Mr. Garnier: Will my hon. Friend find a moment to discuss the concept of anthropomorphism?

Mr. Lidington:It is a truism that concepts such as suffering and cruelty are human philosophical constructs that we use to describe our own condition in particular circumstances. That presents us with a problem. It is fair to debate the concept of cruelty, because that involves actions by human beings towards other humans or animals. It is legitimate to argue whether hunting, shooting, snaring—or fishing—are cruel to animals. However, suffering is a trickier subject because we have to try to put ourselves in the place of the animal, which requires a great leap of imagination. In doing so, we must assume that other species experience life in a comparable way to human beings. Therefore, as my hon. and learned Friend implied, there are dangers in the anthropomorphic approach.

Mr. Ivan Henderson (Harwich): It has been recorded that the longer hunts are the best days, but for whom—the animal or the hunters?

Mr. Lidington: I do not think that that has any bearing on today's debate. We are discussing an amendment that raises the issue of whether the schedule singles out for prohibition activities that can be legitimately defined as cruel and as causing unnecessary suffering to wild mammals.

11 am

Mr. Soames: During last July's debate on hunting, I asked the Under-Secretary of State for the Home Office, the hon. Member for North Warwickshire (Mr. O'Brien) to give an order of cruelty. He could not. Will he now speculate on how cruel it is to keep an overweight fox terrier in an overheated tower block, compared with giving a fox a fair chance in an open hunt? Anyone who hunts is always greatly relieved when foxes get away.

Mr. Lidington: My hon. Friend makes a reasonable point. If someone is accused by an organisation such as the RSPCA of cruelty or causing suffering to a domestic animal, specific conduct or a reckless intention must be proved in court. I have a problem with the schedule because it does not require charges to be proved with the same precision.

Mr. Alan Simpson (Nottingham, South): I am not certain whether the hon. Member for Mid-Sussex was advocating an extension of the rights of hunters to plough through tower blocks, but the question is now raised of whether there are more humane, and more insane, ways of addressing problems of pest control and management.

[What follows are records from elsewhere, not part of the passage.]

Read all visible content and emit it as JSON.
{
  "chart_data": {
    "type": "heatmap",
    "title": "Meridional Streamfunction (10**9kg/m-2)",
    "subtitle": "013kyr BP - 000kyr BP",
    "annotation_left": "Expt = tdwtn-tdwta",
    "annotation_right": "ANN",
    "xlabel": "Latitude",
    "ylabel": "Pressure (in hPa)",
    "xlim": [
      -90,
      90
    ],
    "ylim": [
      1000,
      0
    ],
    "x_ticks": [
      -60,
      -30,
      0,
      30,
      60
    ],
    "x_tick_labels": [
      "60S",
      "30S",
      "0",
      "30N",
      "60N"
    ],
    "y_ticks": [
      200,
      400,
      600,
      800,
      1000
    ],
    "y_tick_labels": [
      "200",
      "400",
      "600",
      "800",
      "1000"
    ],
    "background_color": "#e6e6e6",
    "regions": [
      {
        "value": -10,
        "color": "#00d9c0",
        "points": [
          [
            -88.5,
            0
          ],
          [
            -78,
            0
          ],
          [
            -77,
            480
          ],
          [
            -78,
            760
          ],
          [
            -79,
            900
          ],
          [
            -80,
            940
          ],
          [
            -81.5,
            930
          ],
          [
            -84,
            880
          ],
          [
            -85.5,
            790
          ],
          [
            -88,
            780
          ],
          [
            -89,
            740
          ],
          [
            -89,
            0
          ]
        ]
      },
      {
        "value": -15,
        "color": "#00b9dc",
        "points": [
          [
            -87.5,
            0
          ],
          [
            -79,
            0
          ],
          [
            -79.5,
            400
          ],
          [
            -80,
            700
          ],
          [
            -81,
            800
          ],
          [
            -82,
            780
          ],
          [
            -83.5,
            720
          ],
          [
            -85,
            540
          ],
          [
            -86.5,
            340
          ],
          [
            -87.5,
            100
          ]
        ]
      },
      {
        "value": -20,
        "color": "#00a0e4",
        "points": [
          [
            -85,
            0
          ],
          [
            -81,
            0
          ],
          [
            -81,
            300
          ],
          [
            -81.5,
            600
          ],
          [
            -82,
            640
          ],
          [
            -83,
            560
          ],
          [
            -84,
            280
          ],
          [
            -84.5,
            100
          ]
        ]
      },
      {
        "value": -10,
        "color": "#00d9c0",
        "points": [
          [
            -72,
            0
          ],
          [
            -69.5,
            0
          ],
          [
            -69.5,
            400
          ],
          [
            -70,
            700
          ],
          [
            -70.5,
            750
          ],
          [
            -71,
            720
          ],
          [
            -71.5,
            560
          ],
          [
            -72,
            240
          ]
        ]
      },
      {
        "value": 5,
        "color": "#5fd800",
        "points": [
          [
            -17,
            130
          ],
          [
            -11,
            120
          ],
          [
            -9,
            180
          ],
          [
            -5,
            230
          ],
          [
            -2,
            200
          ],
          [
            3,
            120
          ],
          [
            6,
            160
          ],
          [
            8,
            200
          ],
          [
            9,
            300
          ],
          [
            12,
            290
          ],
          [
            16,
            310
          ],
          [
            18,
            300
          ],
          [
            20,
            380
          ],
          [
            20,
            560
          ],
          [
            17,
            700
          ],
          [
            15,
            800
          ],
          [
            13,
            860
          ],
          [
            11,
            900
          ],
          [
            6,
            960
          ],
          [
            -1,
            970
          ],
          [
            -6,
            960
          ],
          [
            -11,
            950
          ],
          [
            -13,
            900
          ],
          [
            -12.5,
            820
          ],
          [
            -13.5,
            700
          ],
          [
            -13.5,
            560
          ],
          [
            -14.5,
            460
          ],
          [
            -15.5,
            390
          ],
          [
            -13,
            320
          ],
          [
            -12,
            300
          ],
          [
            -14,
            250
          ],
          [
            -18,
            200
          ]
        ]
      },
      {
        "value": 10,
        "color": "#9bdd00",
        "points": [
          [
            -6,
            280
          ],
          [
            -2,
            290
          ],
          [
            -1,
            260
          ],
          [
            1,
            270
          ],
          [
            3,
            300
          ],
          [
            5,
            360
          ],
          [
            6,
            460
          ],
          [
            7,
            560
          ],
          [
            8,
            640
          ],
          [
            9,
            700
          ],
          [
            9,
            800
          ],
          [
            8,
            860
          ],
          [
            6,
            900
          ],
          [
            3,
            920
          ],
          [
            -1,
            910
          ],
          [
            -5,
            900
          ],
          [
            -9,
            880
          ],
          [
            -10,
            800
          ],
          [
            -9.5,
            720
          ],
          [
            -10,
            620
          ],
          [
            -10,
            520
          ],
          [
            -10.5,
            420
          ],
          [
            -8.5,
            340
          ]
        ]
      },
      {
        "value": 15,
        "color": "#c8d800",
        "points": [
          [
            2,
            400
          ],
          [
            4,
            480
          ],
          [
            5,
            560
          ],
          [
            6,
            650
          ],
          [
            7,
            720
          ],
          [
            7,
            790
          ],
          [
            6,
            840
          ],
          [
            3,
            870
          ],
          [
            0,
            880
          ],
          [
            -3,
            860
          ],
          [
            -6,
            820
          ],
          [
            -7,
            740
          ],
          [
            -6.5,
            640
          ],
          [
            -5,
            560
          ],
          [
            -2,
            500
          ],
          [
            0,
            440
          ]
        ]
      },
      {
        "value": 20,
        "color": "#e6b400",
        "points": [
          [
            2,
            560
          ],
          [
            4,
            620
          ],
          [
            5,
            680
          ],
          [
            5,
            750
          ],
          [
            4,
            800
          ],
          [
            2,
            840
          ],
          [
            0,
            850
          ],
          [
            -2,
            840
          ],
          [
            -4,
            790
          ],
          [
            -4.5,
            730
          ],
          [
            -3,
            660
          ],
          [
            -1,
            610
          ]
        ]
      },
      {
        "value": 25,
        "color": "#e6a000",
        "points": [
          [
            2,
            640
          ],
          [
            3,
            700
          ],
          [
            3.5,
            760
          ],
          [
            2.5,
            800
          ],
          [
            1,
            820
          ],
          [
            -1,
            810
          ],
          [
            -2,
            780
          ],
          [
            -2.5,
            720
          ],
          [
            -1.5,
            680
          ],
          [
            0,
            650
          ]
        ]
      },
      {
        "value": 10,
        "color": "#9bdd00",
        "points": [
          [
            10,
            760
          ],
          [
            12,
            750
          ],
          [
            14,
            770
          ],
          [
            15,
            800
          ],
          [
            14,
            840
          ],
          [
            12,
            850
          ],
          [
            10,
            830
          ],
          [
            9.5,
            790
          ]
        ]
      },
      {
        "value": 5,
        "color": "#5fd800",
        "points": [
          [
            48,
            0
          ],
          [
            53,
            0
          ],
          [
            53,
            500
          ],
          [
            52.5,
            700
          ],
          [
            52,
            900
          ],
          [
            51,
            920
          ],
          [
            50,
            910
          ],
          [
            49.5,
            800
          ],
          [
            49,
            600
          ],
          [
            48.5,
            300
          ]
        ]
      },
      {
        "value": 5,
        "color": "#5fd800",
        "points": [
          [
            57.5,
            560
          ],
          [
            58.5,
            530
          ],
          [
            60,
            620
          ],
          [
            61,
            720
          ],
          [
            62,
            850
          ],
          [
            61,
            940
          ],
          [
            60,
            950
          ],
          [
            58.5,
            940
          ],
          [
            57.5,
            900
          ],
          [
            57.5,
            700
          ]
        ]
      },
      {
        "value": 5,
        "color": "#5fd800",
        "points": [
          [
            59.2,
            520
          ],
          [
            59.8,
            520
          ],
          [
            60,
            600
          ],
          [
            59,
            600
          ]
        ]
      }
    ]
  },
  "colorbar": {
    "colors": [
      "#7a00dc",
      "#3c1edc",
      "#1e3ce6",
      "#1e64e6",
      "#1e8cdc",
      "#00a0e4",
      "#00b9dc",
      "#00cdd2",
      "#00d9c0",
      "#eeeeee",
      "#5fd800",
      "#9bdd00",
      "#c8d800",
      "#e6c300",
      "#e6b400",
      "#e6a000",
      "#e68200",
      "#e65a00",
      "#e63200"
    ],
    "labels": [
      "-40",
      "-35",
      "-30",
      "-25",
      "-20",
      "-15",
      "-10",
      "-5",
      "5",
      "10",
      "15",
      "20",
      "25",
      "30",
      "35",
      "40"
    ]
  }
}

I was intrigued by the notion of suffering in connection with spontaneous reaction to unfamiliar smells. Flight is a spontaneous reaction. In nature, there is little evidence that when a fox detects the smell of chickens, it says, ``I'd better get out of here, this smells trouble for me'' rather than, ``Lunch.'' I did not know that rabbits, confronted with the smell of carrots, thought, ``This is not the place to be. I'd better do a runner.'' All the evidence of the animal kingdom suggests that animals understand the smell of threat and know the difference between being the diner and being the dinner. Does the hon. Gentleman accept that a clear and intuitive understanding of threat should be the starting point from which to consider the question of unnecessary suffering in the chase?